Gypsum Creek is a STEM school — science, technology, engineering and math.
There’s a similar but less ambitious transition at Eagle Valley Elementary School. Like most resources, the library collection rotates regularly and Eagle Valley Elementary is adding eBook editions into its rotation.
Gypsum Creek Middle School’s learning center will look a little like an Internet cafe, only without the stuff kids can spill.
Students and teachers will have access to mobile technologies, digital and print resources and modular spaces for things like content creation, presentations and performances.
If it sounds like the future, the future is now.
Last year they had more than 300 local high school students enrolled in Advanced Placement classes, and they used nothing but Colorado Mountain College eBooks. The University of Colorado has warehoused most of their print to make room for a similar program, Romersheuser said.
“It’ll be OK,” Romersheuser said soothingly. “We’re trying something new and it might not be comfortable at first. We need to help them transition the way they’re learning and the way they demonstrate what they’re learning.”
Why it’s happening
Here’s why they’re doing it.
There was a time you could walk into a library and have confidence that pretty much everything in there was true. Now, people use out-of-context bullet points to create a graphic, post it to their Facebook page and expect us to believe it.
“Students need to be able to distinguish the difference between fact and fraud, truth and propaganda, and legitimate and illegitimate sources,” Romersheuser said. “They have to learn to protect themselves from scams, preserve their privacy and respect the privacy rights of others.”
A new study by the Pew Research Center, Teens and Technology 2013, found that 78 percent of kids in grades 7-11 own some sort of mobile device, phones and/or tablets. By the time they are seniors, 70 percent of their information comes from online sources.
“The concept of a library being a warehouse for books is transitioning toward an interactive learning center. It’s really a student-centered space,” Romersheuser said.
They still have to read and research, experiment and discover, Romersheuser said.
“It adds access and portability to the educational process,” said Mike Gass, the school district’s executive director of student services. “As mobile devices and infrastructure expands, it will greatly enhance learning. Hopefully, collaboration will become the norm, with projects and products from students serving as evidence of their learning instead of tests.”

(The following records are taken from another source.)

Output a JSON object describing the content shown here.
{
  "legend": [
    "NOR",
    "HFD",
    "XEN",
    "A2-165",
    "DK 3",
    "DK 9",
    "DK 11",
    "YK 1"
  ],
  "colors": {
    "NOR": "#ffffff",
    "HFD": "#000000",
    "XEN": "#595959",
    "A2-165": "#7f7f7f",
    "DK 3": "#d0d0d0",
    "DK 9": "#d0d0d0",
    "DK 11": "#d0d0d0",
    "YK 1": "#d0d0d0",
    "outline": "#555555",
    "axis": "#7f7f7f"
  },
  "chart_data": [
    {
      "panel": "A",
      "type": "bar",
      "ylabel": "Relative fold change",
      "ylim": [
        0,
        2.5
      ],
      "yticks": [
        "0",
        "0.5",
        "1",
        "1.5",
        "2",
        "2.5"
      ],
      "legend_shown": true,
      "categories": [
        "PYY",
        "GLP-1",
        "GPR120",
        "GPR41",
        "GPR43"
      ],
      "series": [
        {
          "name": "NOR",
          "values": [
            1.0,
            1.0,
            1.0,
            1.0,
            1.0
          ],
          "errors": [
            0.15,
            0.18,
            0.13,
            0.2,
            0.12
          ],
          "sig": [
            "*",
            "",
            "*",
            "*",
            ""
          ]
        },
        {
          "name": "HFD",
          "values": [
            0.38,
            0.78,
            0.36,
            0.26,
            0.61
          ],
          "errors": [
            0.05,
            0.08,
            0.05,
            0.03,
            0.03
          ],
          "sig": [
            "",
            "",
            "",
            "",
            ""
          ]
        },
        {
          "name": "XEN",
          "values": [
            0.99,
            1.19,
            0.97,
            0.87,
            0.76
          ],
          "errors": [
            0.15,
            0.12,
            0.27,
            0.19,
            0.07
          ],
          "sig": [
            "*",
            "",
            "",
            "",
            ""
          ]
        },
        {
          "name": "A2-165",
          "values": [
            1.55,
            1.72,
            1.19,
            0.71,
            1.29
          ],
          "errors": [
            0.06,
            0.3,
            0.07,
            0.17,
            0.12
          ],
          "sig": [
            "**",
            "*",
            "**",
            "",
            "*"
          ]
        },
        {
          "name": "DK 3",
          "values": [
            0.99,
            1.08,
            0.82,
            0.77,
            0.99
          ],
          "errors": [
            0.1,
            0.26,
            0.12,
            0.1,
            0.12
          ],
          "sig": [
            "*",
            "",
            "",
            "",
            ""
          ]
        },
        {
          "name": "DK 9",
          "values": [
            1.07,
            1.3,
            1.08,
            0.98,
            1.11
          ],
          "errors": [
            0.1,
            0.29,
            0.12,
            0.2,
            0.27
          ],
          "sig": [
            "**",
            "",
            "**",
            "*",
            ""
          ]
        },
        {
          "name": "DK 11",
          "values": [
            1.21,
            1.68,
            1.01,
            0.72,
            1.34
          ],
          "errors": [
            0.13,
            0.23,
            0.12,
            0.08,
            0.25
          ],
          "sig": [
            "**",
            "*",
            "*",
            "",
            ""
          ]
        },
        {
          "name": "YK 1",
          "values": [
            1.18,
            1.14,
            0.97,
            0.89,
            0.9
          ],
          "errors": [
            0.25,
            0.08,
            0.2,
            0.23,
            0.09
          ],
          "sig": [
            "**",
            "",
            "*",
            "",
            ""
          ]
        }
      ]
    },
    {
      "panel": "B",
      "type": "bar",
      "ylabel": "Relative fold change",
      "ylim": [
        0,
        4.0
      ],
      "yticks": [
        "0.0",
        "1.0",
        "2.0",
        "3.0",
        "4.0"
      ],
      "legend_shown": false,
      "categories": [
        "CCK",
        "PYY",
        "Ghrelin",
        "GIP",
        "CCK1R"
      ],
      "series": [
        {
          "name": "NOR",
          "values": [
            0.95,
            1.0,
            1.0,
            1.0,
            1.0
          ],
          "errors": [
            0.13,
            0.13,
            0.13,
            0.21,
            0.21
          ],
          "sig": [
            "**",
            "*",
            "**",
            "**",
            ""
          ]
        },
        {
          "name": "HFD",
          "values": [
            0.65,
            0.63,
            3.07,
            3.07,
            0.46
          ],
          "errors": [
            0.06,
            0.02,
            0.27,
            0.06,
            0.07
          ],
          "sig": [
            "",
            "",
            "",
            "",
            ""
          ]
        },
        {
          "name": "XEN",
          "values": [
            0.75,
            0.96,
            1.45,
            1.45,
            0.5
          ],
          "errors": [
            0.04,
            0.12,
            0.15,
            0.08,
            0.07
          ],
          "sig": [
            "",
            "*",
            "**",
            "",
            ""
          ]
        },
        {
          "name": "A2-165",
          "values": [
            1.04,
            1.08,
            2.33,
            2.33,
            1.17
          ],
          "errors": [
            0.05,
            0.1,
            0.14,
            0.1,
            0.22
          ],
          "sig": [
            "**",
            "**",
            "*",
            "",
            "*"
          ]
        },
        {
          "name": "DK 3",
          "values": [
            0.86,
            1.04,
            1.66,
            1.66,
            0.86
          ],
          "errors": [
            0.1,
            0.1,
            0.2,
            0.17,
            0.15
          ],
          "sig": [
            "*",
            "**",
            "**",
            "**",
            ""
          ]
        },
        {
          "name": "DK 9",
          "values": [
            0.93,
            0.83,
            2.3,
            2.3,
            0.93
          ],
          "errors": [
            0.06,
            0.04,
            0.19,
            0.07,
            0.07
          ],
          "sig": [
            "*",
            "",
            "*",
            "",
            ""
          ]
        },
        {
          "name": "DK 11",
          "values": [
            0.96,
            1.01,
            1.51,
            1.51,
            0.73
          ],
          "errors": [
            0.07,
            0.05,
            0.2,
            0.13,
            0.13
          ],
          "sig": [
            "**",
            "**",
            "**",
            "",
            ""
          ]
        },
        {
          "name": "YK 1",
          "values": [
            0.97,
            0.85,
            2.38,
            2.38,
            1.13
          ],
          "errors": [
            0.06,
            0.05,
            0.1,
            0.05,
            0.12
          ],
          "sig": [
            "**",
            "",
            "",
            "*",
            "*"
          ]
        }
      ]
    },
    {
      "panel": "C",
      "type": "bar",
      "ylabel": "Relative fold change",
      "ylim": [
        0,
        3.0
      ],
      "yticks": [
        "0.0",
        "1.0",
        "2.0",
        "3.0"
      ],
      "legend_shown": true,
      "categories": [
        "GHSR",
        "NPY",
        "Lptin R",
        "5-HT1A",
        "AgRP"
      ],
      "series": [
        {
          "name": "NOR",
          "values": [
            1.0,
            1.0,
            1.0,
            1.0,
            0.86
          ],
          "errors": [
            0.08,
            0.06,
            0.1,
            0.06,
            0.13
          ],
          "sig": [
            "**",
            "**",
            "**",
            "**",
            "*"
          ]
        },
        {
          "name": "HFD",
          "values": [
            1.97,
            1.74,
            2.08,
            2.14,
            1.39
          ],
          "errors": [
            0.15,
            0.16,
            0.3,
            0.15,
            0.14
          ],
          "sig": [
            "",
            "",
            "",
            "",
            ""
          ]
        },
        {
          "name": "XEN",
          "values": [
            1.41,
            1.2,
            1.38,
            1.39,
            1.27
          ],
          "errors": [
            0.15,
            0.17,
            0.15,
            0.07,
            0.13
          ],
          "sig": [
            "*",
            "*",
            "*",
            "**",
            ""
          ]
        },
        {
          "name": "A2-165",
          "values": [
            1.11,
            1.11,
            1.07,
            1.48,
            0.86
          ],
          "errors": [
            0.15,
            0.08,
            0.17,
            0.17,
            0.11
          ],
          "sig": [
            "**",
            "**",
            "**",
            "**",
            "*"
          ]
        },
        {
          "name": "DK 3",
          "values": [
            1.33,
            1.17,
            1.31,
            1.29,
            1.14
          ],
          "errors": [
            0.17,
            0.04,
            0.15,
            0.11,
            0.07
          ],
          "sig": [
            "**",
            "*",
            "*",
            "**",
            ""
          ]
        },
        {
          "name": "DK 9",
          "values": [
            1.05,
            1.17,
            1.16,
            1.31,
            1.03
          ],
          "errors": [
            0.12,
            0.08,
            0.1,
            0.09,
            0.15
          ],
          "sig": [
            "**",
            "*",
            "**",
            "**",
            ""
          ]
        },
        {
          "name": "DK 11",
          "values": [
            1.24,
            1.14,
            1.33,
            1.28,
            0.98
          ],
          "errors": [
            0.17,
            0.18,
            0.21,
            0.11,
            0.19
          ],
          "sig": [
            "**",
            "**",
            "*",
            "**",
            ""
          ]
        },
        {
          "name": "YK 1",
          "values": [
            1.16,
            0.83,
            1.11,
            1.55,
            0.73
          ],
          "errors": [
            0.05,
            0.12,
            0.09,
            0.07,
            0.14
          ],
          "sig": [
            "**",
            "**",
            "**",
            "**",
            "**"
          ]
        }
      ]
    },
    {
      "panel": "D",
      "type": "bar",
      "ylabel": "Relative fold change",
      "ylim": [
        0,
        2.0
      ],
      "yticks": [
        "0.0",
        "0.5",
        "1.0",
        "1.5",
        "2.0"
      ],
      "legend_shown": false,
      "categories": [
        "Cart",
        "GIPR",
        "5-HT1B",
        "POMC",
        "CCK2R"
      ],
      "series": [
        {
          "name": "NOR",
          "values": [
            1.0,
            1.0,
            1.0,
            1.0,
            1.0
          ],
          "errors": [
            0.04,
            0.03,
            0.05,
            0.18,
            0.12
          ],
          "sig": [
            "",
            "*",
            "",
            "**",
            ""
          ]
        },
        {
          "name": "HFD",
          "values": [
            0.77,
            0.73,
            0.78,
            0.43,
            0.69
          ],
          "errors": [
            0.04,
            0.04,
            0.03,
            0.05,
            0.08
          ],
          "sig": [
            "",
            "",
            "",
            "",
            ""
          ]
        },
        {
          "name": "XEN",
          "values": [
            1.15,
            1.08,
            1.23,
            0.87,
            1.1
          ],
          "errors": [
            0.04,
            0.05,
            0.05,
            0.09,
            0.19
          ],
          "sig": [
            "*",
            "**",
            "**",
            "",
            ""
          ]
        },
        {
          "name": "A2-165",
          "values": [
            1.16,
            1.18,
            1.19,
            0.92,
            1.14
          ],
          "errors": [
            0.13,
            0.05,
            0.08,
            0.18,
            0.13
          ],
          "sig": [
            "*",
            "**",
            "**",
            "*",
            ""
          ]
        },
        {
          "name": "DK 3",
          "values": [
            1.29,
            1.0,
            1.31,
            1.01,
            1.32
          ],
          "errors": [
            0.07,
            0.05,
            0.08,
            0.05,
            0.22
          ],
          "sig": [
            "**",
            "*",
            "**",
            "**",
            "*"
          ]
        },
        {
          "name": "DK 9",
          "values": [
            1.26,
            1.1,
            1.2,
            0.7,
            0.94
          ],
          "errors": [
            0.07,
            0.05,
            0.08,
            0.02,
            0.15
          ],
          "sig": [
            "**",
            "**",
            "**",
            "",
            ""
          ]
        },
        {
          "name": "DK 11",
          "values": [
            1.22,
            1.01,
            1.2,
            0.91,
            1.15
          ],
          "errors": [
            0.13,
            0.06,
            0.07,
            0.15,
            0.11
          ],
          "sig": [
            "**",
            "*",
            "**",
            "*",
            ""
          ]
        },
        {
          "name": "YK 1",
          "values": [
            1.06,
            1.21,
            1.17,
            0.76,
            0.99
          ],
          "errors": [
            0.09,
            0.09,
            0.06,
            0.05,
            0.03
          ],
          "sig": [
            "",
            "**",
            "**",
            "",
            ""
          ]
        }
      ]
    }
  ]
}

A group of Gypsum Creek faculty helped make the selections of new econtent for this fall. Romersheuser pushed the order out last week for 70 percent of the material.
Gass joked that the innovations could have some unintended consequences.
“It will totally mess with overdue fines, and there will be zero PE credits for heavy backpacks anymore!” he said.
How it’s paid for
Russell saved the money to pay for the learning center and gear, tapping Gypsum Creek’s own operating budget, some funds from Gass’ student services budget, and tech fees. The district encourages school administrators to save money from their operating budgets and use it for a larger project, said Dan Dougherty, school district communications director.
Commonly, government spending works on a use-it-or-lose-it basis, and there’s a spending frenzy at the end of a budget cycle.
At the federal level, this is referred to as the “sweep up” period as contractors compete to sweep up any leftover funds, Dougherty explained.
“To foster better fiduciary management, we allow schools to save and carry over unused funds so they can spend on things they need, instead of just spending to deplete a budget,” Dougherty said.
Gypsum Creek is spending roughly $60,000, broken down thusly:
• eBook acquisitions: $10,000.
• Chromebooks with cabinets: $20,000.
• Furniture (for space formerly known as library): $4,000.
• Replacement LCD projectors for classrooms: $5,000.
• Science technology engineering and math lab equipment, texts and resources: $20,000.
• Science technology engineering and math materials (consumable): $2,000.